Oh, fickle humans! You love sunshine in the winter, when it helps to keep your buildings warm and toasty. But in the summer, you’d rather not have to deal with all that heat. Is there a way to have your cake and eat it too, without losing the advantages of natural daylighting? A recent report presented by the University of Oregon (U of O) at the Association of Collegiate Schools of Architecture‘s 2012 annual meeting says yes.
The report, presented at a session entitled “Design Computation: Parametrics, Performance, Pedagogy and Praxis,” details the findings of the Shaping Light study conducted by Nancy Cheng, a faculty member in the Department of Architecture at U of O. The purpose of the study was to explore how adjustable surface structures can create aesthetically pleasing sun-shading screens that modulate heat gain and light levels in response to various diurnal, seasonal and climatic performance criteria. These adjustable surface structures took the form of 2D sheets arranged in various origami folds to form smart window shades that respond differently to different levels of sun intensity and angles.

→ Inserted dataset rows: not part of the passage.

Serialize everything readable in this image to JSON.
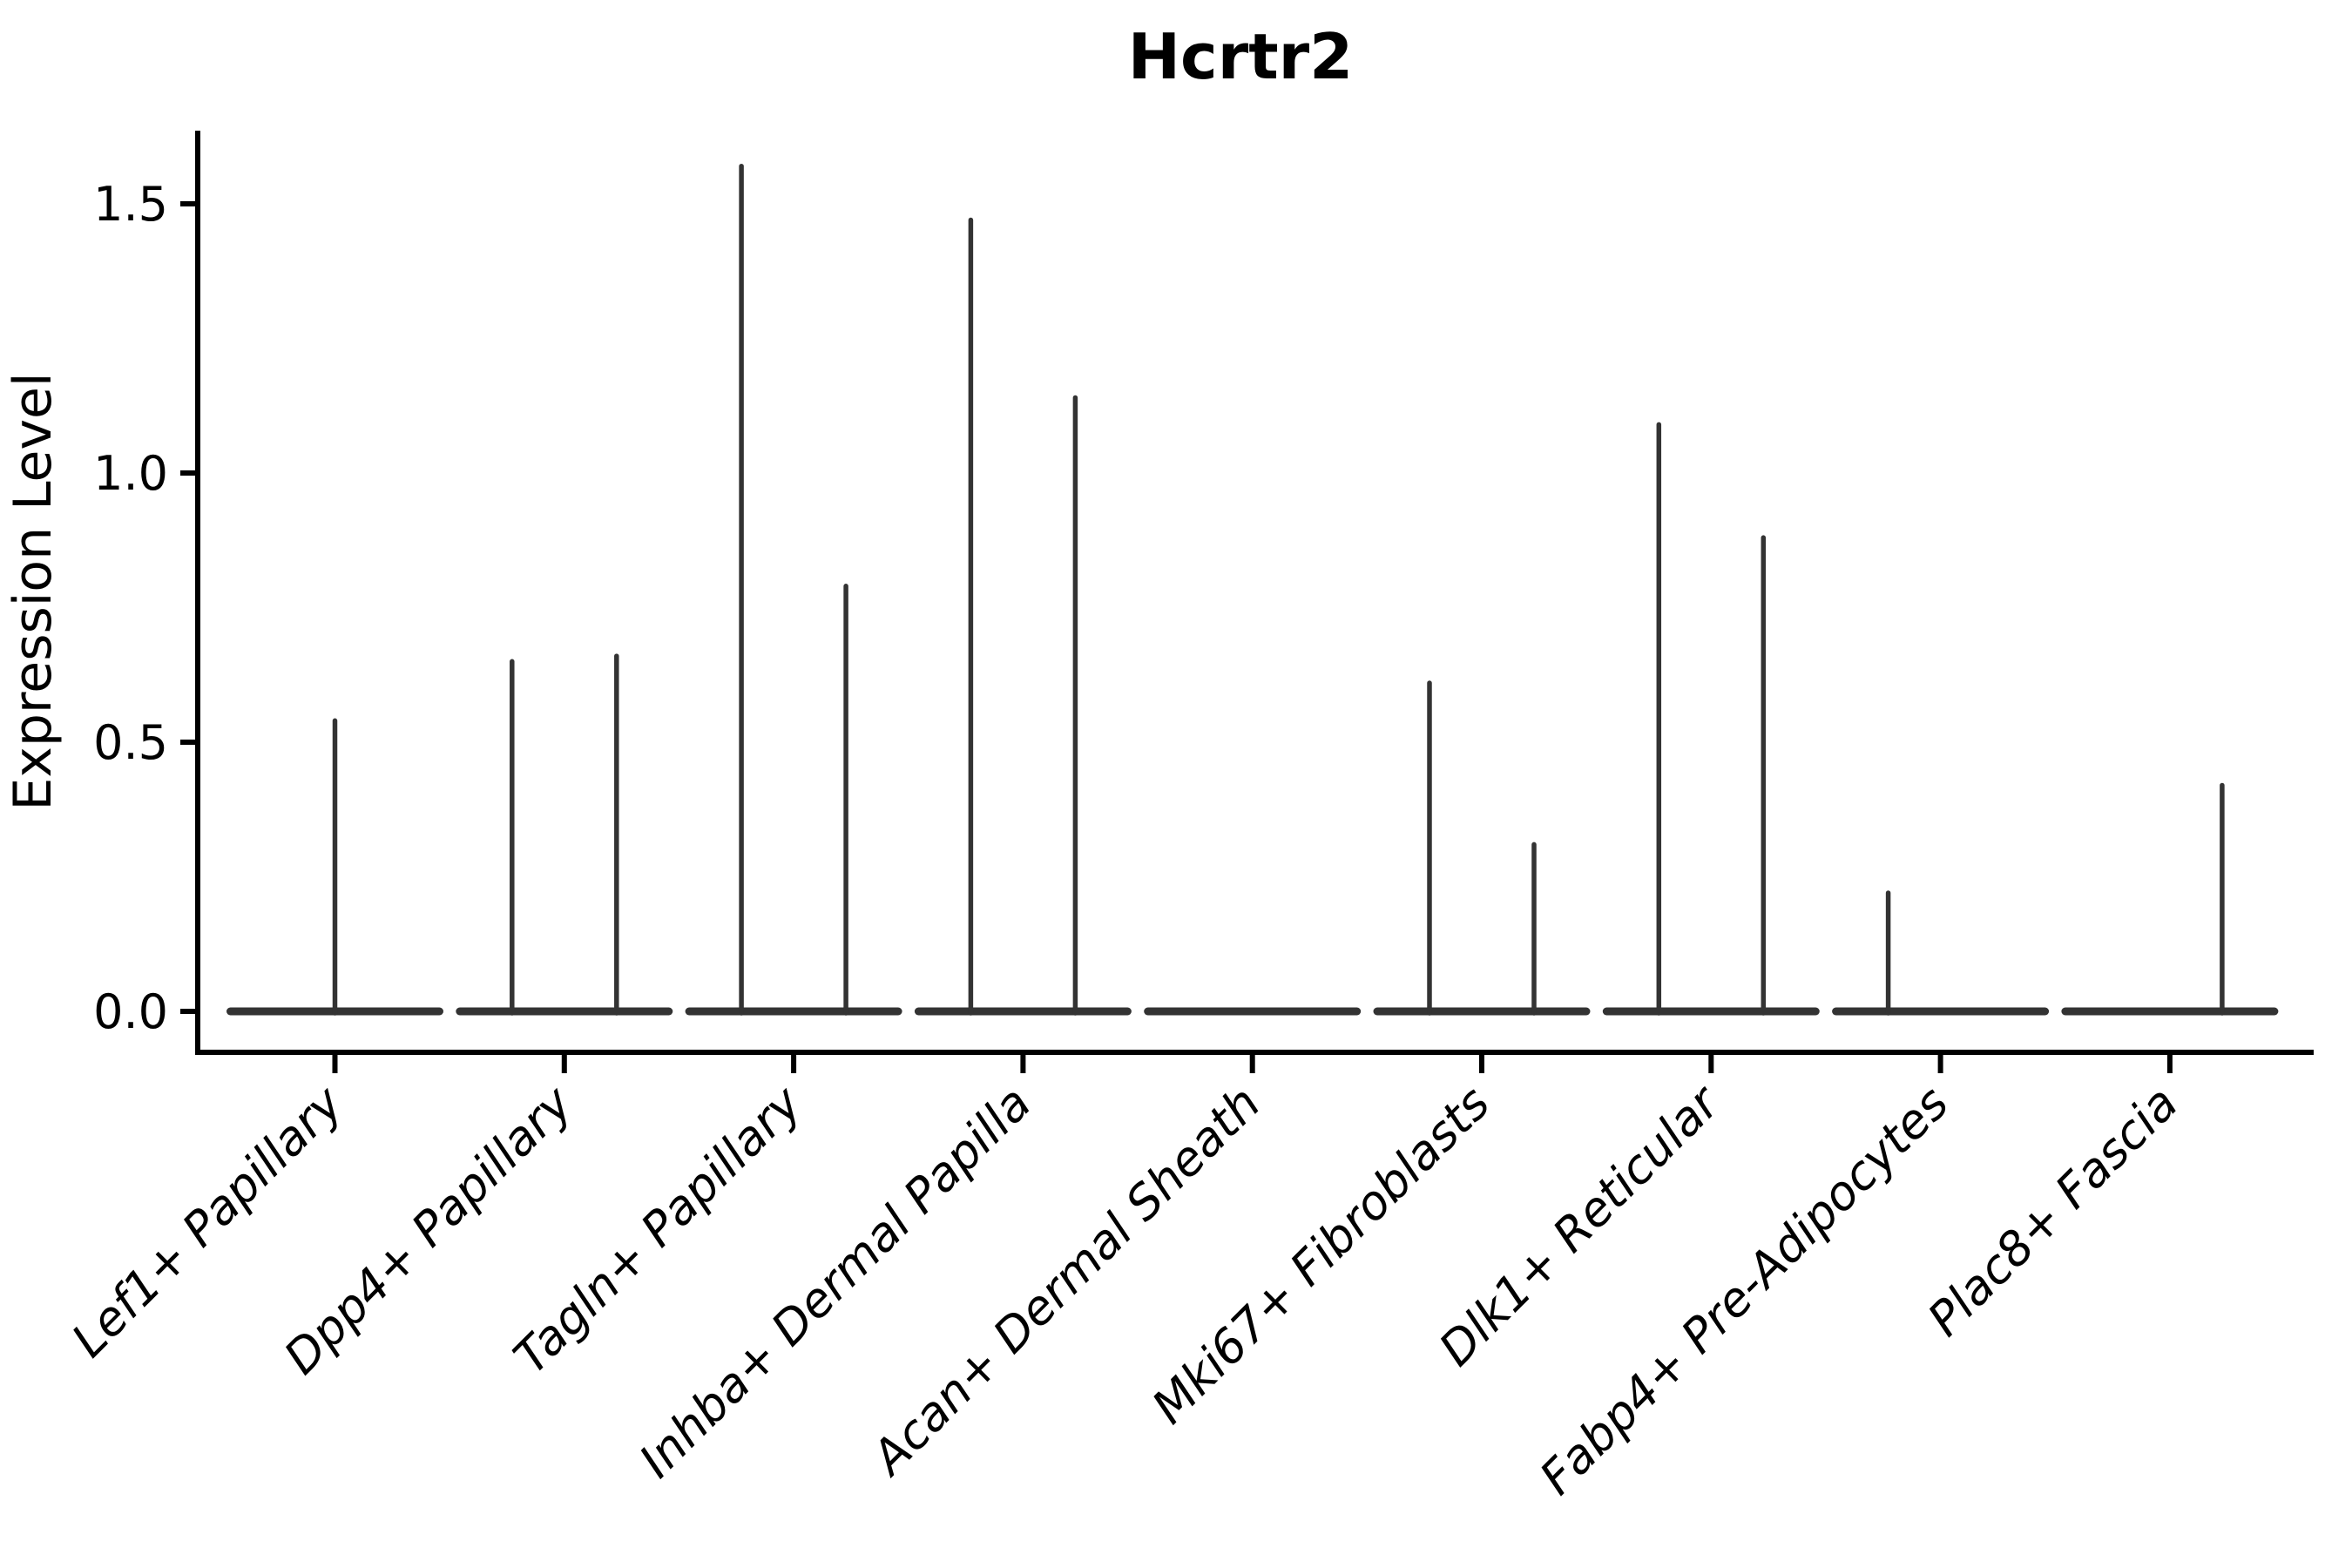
{
  "title": "Hcrtr2",
  "chart_data": {
    "type": "violin",
    "title": "Hcrtr2",
    "xlabel": "",
    "ylabel": "Expression Level",
    "ylim": [
      -0.08,
      1.64
    ],
    "grid": false,
    "legend": "none",
    "baseline_value": 0.0,
    "yticks": [
      {
        "value": 0.0,
        "label": "0.0"
      },
      {
        "value": 0.5,
        "label": "0.5"
      },
      {
        "value": 1.0,
        "label": "1.0"
      },
      {
        "value": 1.5,
        "label": "1.5"
      }
    ],
    "categories": [
      {
        "label": "Lef1+ Papillary",
        "spikes": [
          {
            "side": "center",
            "max": 0.54
          }
        ]
      },
      {
        "label": "Dpp4+ Papillary",
        "spikes": [
          {
            "side": "left",
            "max": 0.65
          },
          {
            "side": "right",
            "max": 0.66
          }
        ]
      },
      {
        "label": "Tagln+ Papillary",
        "spikes": [
          {
            "side": "left",
            "max": 1.57
          },
          {
            "side": "right",
            "max": 0.79
          }
        ]
      },
      {
        "label": "Inhba+ Dermal Papilla",
        "spikes": [
          {
            "side": "left",
            "max": 1.47
          },
          {
            "side": "right",
            "max": 1.14
          }
        ]
      },
      {
        "label": "Acan+ Dermal Sheath",
        "spikes": []
      },
      {
        "label": "Mki67+ Fibroblasts",
        "spikes": [
          {
            "side": "left",
            "max": 0.61
          },
          {
            "side": "right",
            "max": 0.31
          }
        ]
      },
      {
        "label": "Dlk1+ Reticular",
        "spikes": [
          {
            "side": "left",
            "max": 1.09
          },
          {
            "side": "right",
            "max": 0.88
          }
        ]
      },
      {
        "label": "Fabp4+ Pre-Adipocytes",
        "spikes": [
          {
            "side": "left",
            "max": 0.22
          }
        ]
      },
      {
        "label": "Plac8+ Fascia",
        "spikes": [
          {
            "side": "right",
            "max": 0.42
          }
        ]
      }
    ],
    "colors": {
      "violin_stroke": "#333333",
      "axis": "#000000",
      "text": "#000000",
      "background": "#ffffff"
    }
  }
}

Inspiration for the study came from Helmut Koster’s 2004 documentation of the Retro-Lux sun-screen system, which showed how horizontal blind slats with a folded surface can block direct summer sun and bounce winter sunlight deep into a room while maximizing views to the outside world.
The study’s goal with the sun-shading screens was to adapt the paper-folding techniques of origami to architectural applications. From a variety of folding prototypes, researchers settled on an accordion-pleat pattern that provided the best possibilities for a room-size kinetic modular system while still maintaining an interesting visual pattern. Crisp v-folds allowed the surface to compress; vertically flipping the cut motifs on alternate convex vs. concave spines made the petals move in the same direction, so they could bounce sunbeams together. Adding a secondary inverted fold within the petal created a scoop that bounced more light, giving the alternating motifs more visual similarity, and reinforcing the origami fold structure. From these basic shapes, two different lattice-like patterns were created.
These patterns, beyond helping to strategically control solar gain, create appealing patterns of sun and shadow within building interiors. The House in Shadow home design we featured earlier this month is a good example of just how appealing those patterns can be, while offering a smart, green, low-tech solution to the challenges associated with heat gain vs. natural lighting in sunny (and hot) Phoenix, Ariz. But the screens used in the Shaping Light study differ from the rigid brise soleil shades used in that project in that these shades can be cut to specifically control heat gain in different climates.
In fact, the Shaping Light study revealed that the ideal patterns for origami-inspired sunshades differ significantly based on climate, but that poses no great challenge. “Parametric software allows us to quickly reconfigure a screen based on changing site and climate conditions,” Chen said, in the report. “A screen designed for the Portland climate could quickly be adapted to the climate of Alaska or Arizona with relative ease. We’re only beginning to scratch the surface of what parametric modeling can offer us.”
Whether we see such sunshades shaped by such “digital origami” modeling software become a common feature in green building projects remains to be seen. But as far as green technology goes, this one looks a whole lot cheaper than, say, solar air conditioning.